Looking Forward

I'm always excited about the future even though my enthusiasm often gets dampened by the damned music business. This way of life is difficult. I heard someone once say you better be ready for lots of rejection if you want to be an artist. How true that is. We see our share of rejection.

We sometimes have gigs cancelled, the small charts we manage to get on drive me crazy because one day your there, the next your falling, attendance at shows fluctuates depending on the weather and what's on TV (something U-2 does not worry about). Sales of CDs and digital downloads are up and then down. I could go on and on. However, I must say that the good outweighs the bad and you just have to let the bad news splash off your back and examine the reality. You also have to remember, what your definition of success? I don't expect to be doing any more than I am. I certainly don't expect to be playing sold out stadiums etc. I just want to play every night for a crowd, big or small, that enjoys being part of a live show. So far, I get to do that about 2 to 3 times a week so I would never complain. But I do want more.

We have accomplished a lot this year. The new venues we are in (Gruene Hall, Railroad Blues, the Dock etc.) are fantastic, fan base has grown a lot and the people that are following are loyal and friendly. I really feel like the people on our mailing list, facebook, myspace, twitter etc. are my friends. I'm glad to see them at shows and we share music in common.

So what am I looking foward to? That questino requires a little history to put in full perspective. This is the first year in the last five that we are not going to Memphis, TN to compete in the International Blues Challenge and I'm glad. It was a great learning experience but was beginning to make me bitter and I'm glad to get away from it. There is a lot of really, really great talent there but it seems that talent is not always the deciding factor. Politics, as usual, play a big role and that competition, while intending to broaden the acceptance of "blues" music, is actually working to stifle it.

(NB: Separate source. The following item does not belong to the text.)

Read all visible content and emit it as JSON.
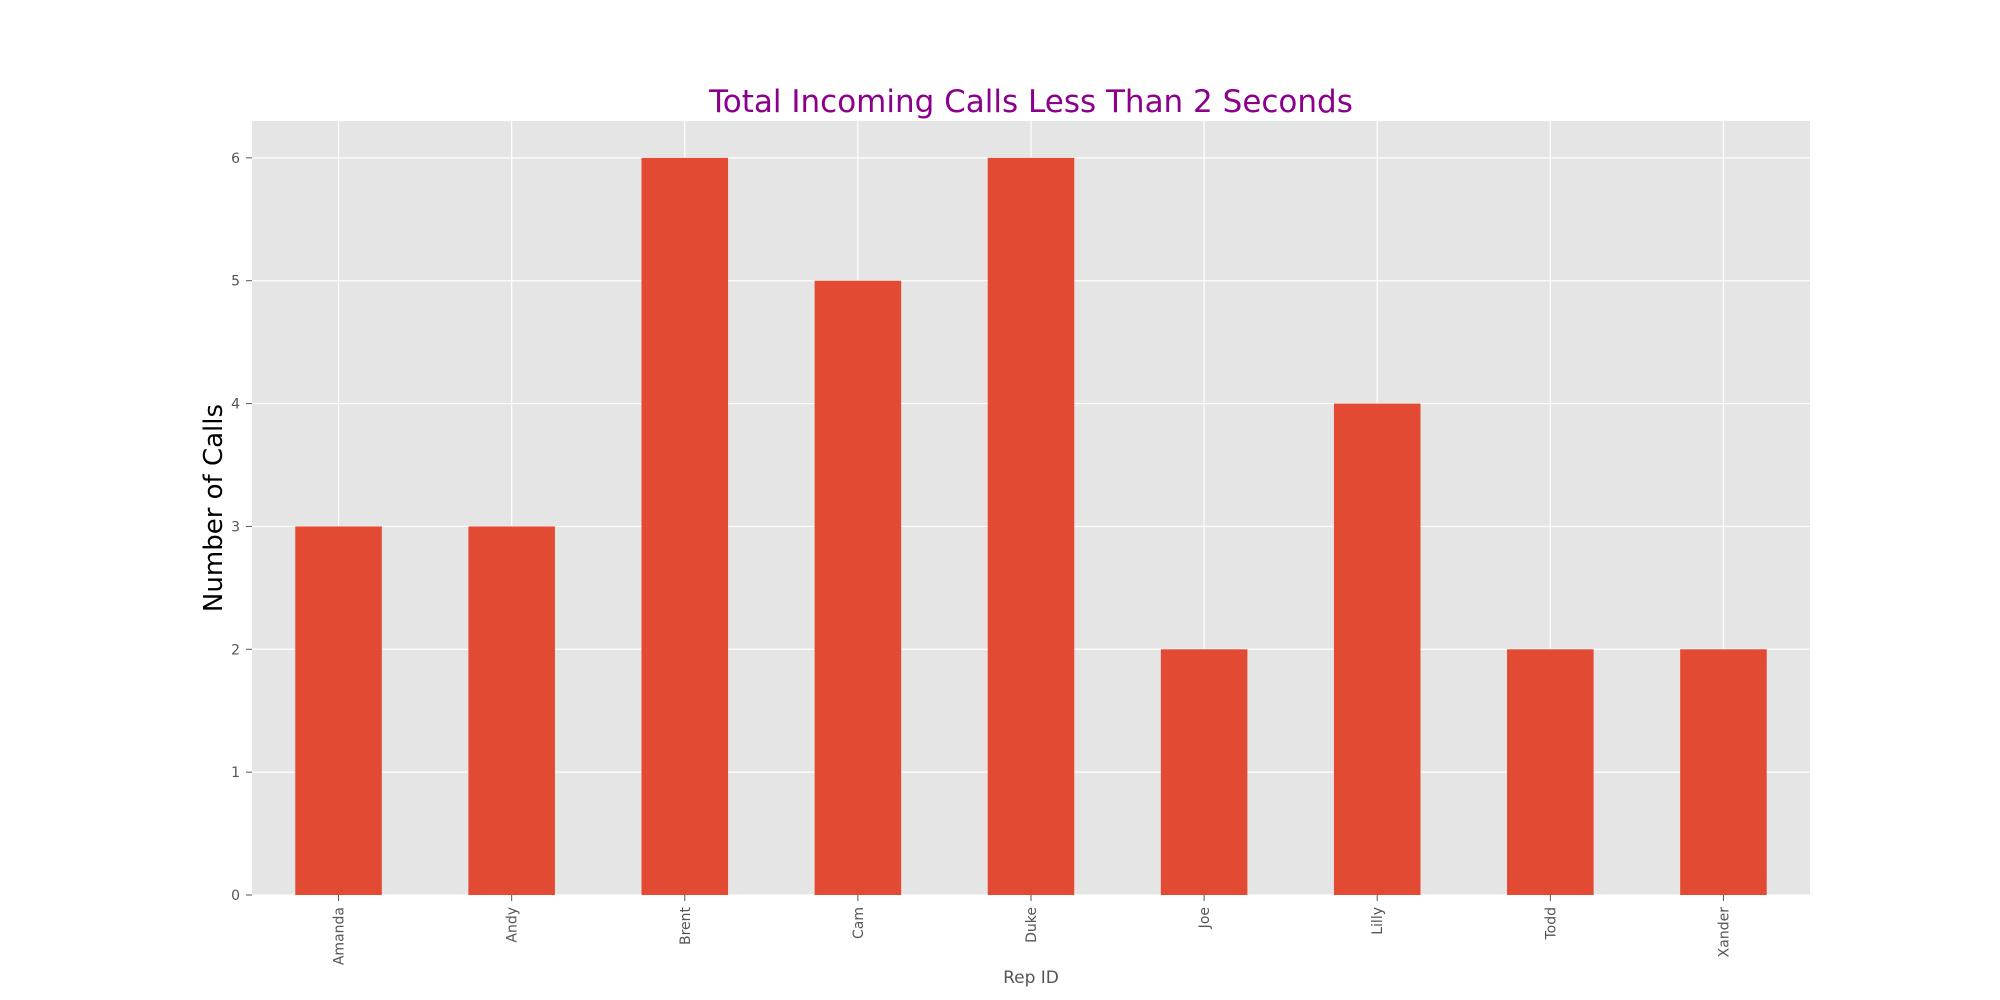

I'm a little frustrated with the whole "blues" thing. The "Blues Traditionalist" continue to hinder the growth of the genre by rewarding those artists that are stuck back in the 1940's and sound like a old scratchy phonographic record. Pure blues is fine and some of my favorite current artists do it well. But I've seen some smoking good players, singers, and songwriters in Memphis get beat out by posers. I've seen artists that were true to their heart and soul get beat out by actors in fedora hats playing someone else's music and acting like they were stuck in the 1930s. The overflow of that is that it's become a curse to say you play the blues because everyone has this picture of Robert Johnson playing an old out of tune acoustic guitar and singing about slavery. The Blues media insists on keeping it from naturally developing.

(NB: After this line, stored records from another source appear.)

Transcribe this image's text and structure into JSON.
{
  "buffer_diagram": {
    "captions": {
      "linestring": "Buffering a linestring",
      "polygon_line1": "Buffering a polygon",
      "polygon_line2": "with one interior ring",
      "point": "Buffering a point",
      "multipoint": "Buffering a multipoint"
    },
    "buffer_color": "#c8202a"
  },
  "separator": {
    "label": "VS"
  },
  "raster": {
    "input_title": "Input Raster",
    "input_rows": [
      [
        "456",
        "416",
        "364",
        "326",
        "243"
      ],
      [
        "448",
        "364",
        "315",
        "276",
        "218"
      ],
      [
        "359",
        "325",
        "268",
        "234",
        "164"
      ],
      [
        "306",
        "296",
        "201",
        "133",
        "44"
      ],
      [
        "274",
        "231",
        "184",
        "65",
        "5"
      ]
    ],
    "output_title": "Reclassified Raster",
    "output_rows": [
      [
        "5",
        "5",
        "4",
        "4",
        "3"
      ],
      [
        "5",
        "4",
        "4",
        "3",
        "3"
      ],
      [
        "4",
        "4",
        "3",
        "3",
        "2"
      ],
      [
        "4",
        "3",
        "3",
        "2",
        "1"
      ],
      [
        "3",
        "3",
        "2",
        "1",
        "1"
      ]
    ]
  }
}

At the time Robert Johnson was singing the blues, believe me, it was cutting edge. People were convinced he sold his soul to the devil. The lyrics of John Lee Hooker and Muddy Waters and others were seductive, sexy, and way different than anything people had heard. Hell, that's was got groups like the Beatles and Rolling Stones into music. But that cutting edge out there scene died off when people started insisting that "Blues" artists remain true to the form. Rock and roll carried the torch and still does to this day. But new "blues" is pitifully close to extinction. Ok, enough about this for now. Let me just end by saying even though I once thought I was a Blues artist, it has become very clear to me that I'm NOT. The Blues community, industry leaders, record labels, etc. etc. have told me I'm too country, or too rock, or just not bluesy. Ok, I quit. I'm not going to even try to call myself a blues artist anymore because by your definition of the blues, I'm not close. Glad I got that off my chest.

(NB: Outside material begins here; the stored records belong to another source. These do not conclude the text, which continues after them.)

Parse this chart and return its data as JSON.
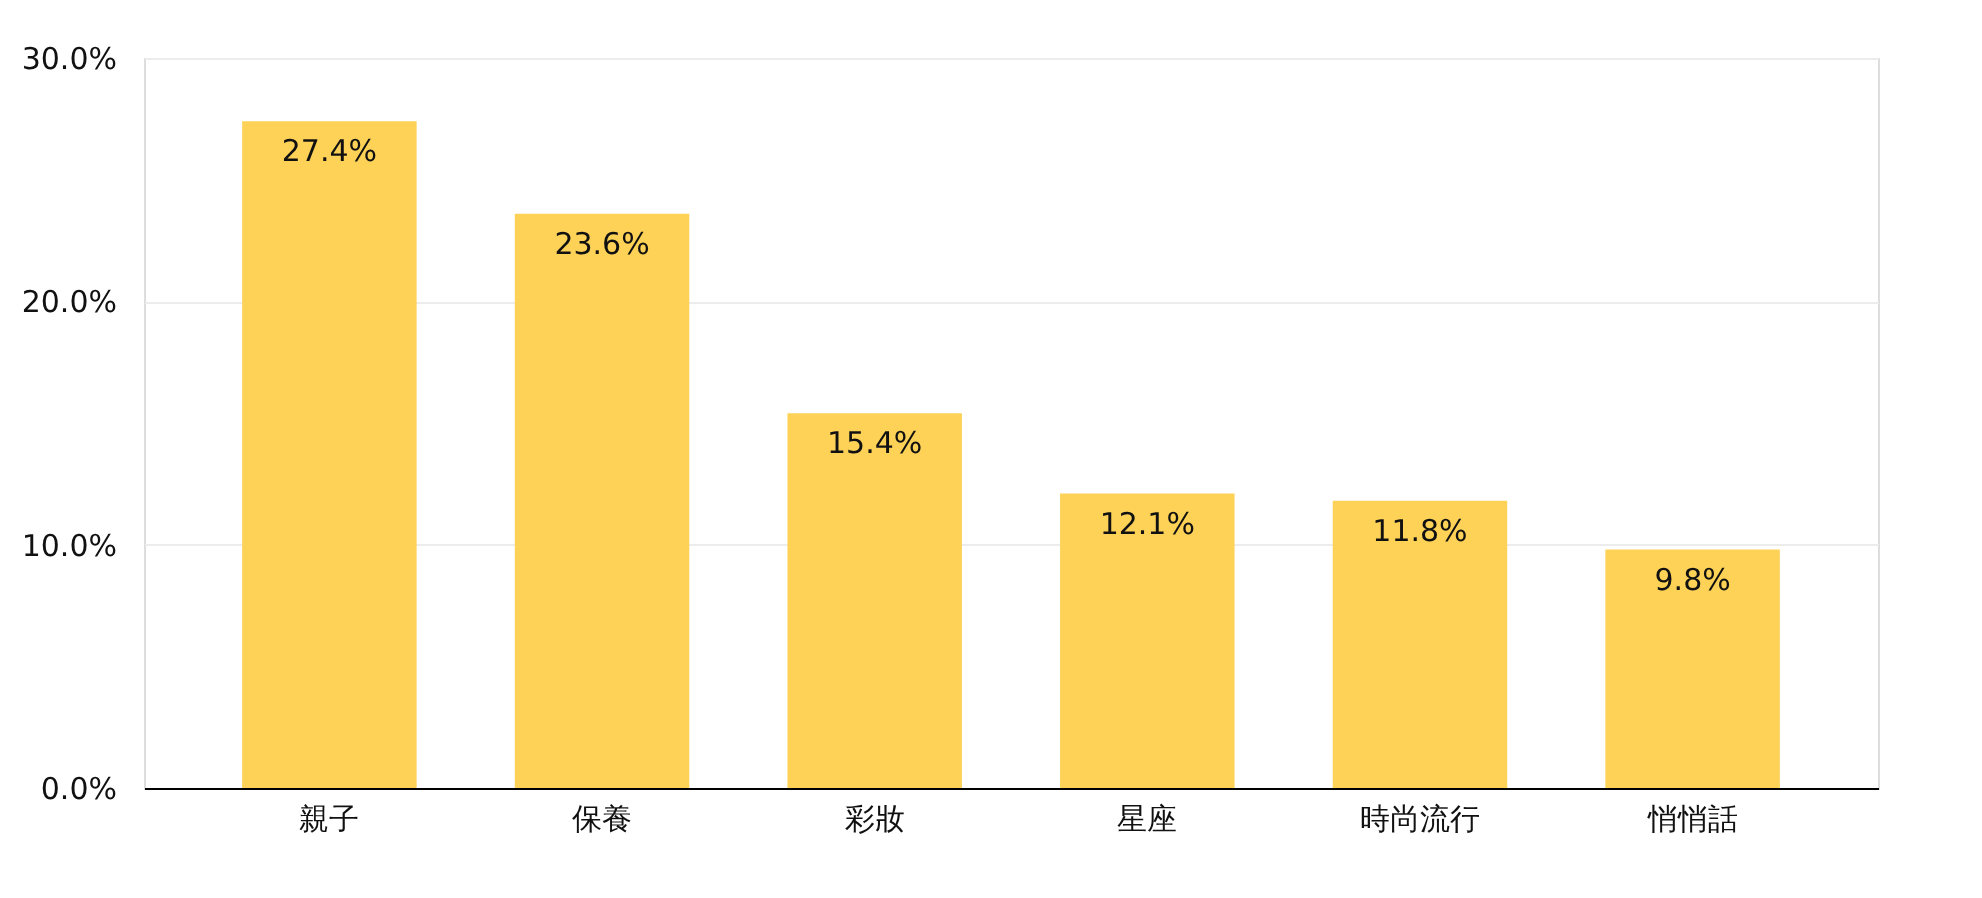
{
  "chart_data": {
    "type": "bar",
    "categories": [
      "親子",
      "保養",
      "彩妝",
      "星座",
      "時尚流行",
      "悄悄話"
    ],
    "values": [
      27.4,
      23.6,
      15.4,
      12.1,
      11.8,
      9.8
    ],
    "color": "#fdd257",
    "value_labels": [
      "27.4%",
      "23.6%",
      "15.4%",
      "12.1%",
      "11.8%",
      "9.8%"
    ],
    "ylim": [
      0,
      30
    ],
    "yticks": [
      {
        "value": 0,
        "label": "0.0%"
      },
      {
        "value": 10,
        "label": "10.0%"
      },
      {
        "value": 20,
        "label": "20.0%"
      },
      {
        "value": 30,
        "label": "30.0%"
      }
    ],
    "grid": "y"
  }
}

I feel safe and appreciated in Texas. The people I play for are music lovers. I have guys in Cowboy hats high fiving me and hippies giving me the thumbs up. Everyone in between seems to be having a blast so we must be doing something right. The reality is that I love to play music for people more than anything. I get to do that all the time and it's always good. I love the sound of a cool drum beat with guitar and bass winding their way around it to create a moment whether it's Blues, Southern Rock, Country, or Funky New Orleans Little Feat Americana. Whether there are 10 people or 1000 people in the crowd, it's always good and I mean it!

Because of this internal categorization frustration, my next album is going to be no holds barred, whatever comes out, music from my soul with no thought about genre. I think as a writer, I'm just learning to really open up and want to expose more of myself than I probably should. But that's what works. That is what people relate to. So, long story short, this is going to be a monumental year for us. I'm going at this with an intensity and focus on the FUN of playing music. It will be interesting to see where it takes us but I'm looking forward to it!

Thanks for your support. You really can't imagine what it means.